That deal created a public uproar in the largely nonreligious country and was rejected by the lower house of Parliament at its first reading.

Most of the returned property would come from state-run forestry company Lesy České republiky and from the state-asset manager, the National Property Fund (NMF).

“The offer that was handed over today to the representatives of the church and religious groups should not be perceived as anything other than an attempt to solve a long-lasting and persistent problem,” the Culture Ministry said in a statement.

The Catholic Church was by far the biggest loser when the communist regime seized power in February 1948 and moved to victimize the institution, close down monasteries and expropriate property. 

The Catholic Church and Vatican were portrayed by state propaganda at the start of the Cold 
War as part of a capitalist conspiracy seeking to stamp out the regime. 

The Communist regime also at one stage in the 1950s tried to create its own substitute church that would obey its wishes using the services of an excommunicated priest, Josef Plojhar.
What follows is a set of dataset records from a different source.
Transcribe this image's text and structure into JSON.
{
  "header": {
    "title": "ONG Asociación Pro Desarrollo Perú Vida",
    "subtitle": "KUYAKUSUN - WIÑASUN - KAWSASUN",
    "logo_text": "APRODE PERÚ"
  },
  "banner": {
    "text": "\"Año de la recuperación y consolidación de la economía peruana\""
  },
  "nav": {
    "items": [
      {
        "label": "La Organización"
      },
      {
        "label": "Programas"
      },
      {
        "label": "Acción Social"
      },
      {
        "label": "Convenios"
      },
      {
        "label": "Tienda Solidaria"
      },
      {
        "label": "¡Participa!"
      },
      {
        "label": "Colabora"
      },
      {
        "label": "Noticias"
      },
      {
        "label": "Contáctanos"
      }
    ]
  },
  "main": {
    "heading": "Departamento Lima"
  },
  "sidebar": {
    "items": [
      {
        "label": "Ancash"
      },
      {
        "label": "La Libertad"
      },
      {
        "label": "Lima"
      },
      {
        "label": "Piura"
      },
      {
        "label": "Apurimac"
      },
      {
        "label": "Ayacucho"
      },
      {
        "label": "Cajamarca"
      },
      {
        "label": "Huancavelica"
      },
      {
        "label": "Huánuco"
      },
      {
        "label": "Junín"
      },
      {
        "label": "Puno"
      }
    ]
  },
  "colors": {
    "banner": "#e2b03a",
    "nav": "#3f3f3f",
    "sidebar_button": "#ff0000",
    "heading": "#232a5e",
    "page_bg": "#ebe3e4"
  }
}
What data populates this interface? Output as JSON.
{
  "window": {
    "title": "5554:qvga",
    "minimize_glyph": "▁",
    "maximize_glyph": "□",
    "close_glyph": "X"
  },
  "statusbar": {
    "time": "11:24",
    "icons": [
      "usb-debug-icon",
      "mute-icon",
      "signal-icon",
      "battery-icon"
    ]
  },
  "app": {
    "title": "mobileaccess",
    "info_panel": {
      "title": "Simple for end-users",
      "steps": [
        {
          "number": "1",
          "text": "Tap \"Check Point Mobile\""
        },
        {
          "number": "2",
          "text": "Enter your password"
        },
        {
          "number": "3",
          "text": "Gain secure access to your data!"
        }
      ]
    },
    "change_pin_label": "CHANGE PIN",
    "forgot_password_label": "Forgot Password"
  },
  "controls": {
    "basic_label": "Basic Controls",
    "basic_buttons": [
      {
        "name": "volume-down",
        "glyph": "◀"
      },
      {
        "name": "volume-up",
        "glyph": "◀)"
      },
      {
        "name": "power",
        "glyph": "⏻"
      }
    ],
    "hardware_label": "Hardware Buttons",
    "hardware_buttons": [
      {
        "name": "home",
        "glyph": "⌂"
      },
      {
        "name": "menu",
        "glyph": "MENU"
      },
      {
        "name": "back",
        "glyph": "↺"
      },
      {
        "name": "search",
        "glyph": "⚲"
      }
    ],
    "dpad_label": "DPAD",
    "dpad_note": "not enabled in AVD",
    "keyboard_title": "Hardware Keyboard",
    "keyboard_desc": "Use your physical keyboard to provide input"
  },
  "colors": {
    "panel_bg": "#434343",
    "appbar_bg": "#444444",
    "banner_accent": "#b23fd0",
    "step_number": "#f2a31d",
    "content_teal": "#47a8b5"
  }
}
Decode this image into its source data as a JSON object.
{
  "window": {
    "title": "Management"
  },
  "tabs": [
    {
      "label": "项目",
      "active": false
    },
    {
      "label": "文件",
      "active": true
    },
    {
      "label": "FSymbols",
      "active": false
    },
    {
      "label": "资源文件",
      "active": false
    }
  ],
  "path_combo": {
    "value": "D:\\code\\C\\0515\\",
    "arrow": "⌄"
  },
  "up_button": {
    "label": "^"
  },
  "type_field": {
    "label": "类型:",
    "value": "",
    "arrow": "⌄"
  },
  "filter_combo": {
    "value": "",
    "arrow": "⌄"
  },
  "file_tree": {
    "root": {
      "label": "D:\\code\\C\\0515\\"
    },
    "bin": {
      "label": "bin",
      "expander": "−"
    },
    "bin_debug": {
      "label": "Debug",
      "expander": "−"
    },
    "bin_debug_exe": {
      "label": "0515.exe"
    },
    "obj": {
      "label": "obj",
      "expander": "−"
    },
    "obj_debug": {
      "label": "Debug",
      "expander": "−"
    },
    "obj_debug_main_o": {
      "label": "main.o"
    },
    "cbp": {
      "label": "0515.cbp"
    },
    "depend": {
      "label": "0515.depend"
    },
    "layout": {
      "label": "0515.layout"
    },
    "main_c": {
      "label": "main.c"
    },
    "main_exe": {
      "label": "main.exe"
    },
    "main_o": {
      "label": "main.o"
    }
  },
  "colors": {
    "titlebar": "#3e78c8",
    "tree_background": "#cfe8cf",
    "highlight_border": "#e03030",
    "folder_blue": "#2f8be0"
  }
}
The communists also sought to draw on historical Czech antagonism to the church, which was one of the greatest beneficiaries when the Catholic Habsburgs defeated Bohemian noblemen at the Battle of White Mountain on the edge of Prague in 1620. 

The defeat is regarded as the end of an independent Bohemia and start of submission to imperial rule from Vienna. 

Many non-Catholic nobles who fought with the defeated army were forced to flee and their lands handed over to Catholics and the Catholic Church in the wake of the battle.

The Czech Bishops’ Conference (ČBK) made no initial reaction to the latest government offer. 

Some parts of the church, such as monastic orders, had complained about the settlement offer in 2008 for the large cash component, saying that they would rather have their original land returned.